Des arrangements aux vidéos, tout est extrêmement travaillé. Comment avez-vous réussi à obtenir un tel résultat global ?

C’est grâce à l’union sacrée de tout un entourage ! La métaphore de l’eau traverse le disque, associée aux processus mentaux et émotionnels. Dans « Dream », Paul Jarret, avec sa palette de sons, représente l’évanescence par un effet drone de guitare permettant des nappes, qu’une pédale looper rend constantes, tandis que l’alto et la contrebasse ponctuent en gouttelettes (pizzicato) ou par un travail d’archer sinueux. Steve Falcon a fait du Sound Design, enregistrant des sons de pas en forêt, d’immersion dans l’eau et d’autres bizarreries afin d’évoquer le lâcher prise, l’abandon, à un moment où l’histoire semble s’effriter sous le poids de l’angoisse.

Les paroles sont « glauques » au premier degré. Un sous-texte suicidaire évoque la fin, mais l’issue n’est pas forcément fatale, il ne faut pas en avoir une lecture trop littérale. Musicalement, c’est le morceau qui porte le plus clairement le parti-pris artistique. Grégoire Letouvet, réalisateur et arrangeur additionnel, Nicolas Charlier, ingénieur du son, ont apporté amplitude, consistance et patine sonore, notamment pour les cordes. Et puis les collaborations avec Marc Ribes, pour la pochette, et Sylvain Golvet, pour la vidéo, ont été également passionnantes. Aujourd’hui que l’œuvre musicale est généralement réduite à un minuscule carré dans un player Spotify, le travail sur l’image permet de replacer la musique dans un contexte visuel plus vaste et qui magnifie l’œuvre.

Vous réussissez à exploiter tous les aspects fondamentaux du verbe : message, énergie, encodage et impact…

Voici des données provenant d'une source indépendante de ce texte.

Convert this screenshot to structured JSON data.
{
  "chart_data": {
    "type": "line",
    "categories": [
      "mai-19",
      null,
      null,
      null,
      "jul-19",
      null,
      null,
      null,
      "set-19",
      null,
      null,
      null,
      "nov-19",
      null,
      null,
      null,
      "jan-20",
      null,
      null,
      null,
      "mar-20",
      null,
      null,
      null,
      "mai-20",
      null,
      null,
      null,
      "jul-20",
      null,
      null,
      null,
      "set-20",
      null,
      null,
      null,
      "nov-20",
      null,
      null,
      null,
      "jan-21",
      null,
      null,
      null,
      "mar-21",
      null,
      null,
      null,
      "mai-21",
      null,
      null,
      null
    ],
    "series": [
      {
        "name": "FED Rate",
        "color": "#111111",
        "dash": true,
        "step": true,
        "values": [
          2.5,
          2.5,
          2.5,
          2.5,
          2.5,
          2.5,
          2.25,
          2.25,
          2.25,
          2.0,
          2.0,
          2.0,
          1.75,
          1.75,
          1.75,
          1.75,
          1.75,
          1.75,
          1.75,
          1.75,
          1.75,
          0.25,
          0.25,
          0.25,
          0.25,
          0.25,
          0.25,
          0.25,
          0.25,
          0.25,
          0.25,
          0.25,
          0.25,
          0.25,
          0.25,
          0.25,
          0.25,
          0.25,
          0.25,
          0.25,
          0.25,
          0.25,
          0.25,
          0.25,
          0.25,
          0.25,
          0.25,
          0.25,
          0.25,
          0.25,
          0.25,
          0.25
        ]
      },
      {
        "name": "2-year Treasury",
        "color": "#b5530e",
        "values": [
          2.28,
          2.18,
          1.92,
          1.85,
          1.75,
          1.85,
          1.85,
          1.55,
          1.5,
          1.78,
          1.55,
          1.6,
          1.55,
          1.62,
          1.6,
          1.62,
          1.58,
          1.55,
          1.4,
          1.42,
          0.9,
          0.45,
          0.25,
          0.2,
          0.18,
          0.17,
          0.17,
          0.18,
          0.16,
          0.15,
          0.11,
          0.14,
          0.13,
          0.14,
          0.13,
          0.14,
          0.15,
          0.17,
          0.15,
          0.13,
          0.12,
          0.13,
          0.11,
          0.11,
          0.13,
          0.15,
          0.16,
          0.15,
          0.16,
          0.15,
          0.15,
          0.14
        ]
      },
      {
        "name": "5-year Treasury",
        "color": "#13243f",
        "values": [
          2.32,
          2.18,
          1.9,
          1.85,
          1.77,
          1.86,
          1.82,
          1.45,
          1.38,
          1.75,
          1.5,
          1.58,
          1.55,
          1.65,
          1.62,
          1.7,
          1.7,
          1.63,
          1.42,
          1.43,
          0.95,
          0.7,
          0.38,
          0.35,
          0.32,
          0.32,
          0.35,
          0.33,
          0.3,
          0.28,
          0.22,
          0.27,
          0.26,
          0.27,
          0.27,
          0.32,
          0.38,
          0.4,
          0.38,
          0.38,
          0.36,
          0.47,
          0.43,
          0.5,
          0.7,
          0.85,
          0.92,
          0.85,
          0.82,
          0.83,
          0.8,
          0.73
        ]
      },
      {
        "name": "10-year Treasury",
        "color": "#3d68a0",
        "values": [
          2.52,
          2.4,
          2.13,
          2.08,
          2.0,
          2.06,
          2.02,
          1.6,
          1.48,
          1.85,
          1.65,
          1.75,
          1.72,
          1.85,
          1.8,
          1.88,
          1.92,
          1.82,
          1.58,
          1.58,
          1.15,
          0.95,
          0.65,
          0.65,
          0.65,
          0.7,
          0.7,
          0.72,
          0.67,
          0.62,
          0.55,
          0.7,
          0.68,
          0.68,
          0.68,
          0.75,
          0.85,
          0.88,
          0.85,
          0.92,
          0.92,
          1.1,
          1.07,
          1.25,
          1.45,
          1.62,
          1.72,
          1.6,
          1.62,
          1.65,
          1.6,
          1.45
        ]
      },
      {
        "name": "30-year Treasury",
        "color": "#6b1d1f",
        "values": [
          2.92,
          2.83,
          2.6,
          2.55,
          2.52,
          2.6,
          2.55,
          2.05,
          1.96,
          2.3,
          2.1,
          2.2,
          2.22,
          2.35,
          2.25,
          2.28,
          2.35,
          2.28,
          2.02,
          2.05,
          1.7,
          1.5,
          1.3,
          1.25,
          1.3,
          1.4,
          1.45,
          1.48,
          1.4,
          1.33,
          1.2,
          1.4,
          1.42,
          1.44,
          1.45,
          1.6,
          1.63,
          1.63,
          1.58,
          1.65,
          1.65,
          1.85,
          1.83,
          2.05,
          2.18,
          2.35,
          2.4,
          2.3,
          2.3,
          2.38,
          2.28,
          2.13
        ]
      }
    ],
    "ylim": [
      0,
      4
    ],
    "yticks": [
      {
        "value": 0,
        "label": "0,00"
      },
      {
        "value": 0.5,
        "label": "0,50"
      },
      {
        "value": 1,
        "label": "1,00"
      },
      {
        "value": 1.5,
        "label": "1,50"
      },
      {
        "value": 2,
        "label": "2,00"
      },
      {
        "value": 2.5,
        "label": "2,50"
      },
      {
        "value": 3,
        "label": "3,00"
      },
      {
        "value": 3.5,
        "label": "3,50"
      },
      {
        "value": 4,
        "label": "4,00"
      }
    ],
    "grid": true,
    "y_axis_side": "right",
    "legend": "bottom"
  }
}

C’est primordial ! S’il manque un de ces quatre aspects, la portée de l’expression sera défaillante. La diction permet d’avoir presque l’assurance de les réunir tous. Il y a une grande richesse harmonique en anglais, du fait des diphtongues plus longues, qui n’est pas aussi évidente en français. Le français est une langue merveilleuse et mutine en laquelle il faut plonger pour qu’elle livre son ampleur dramatique.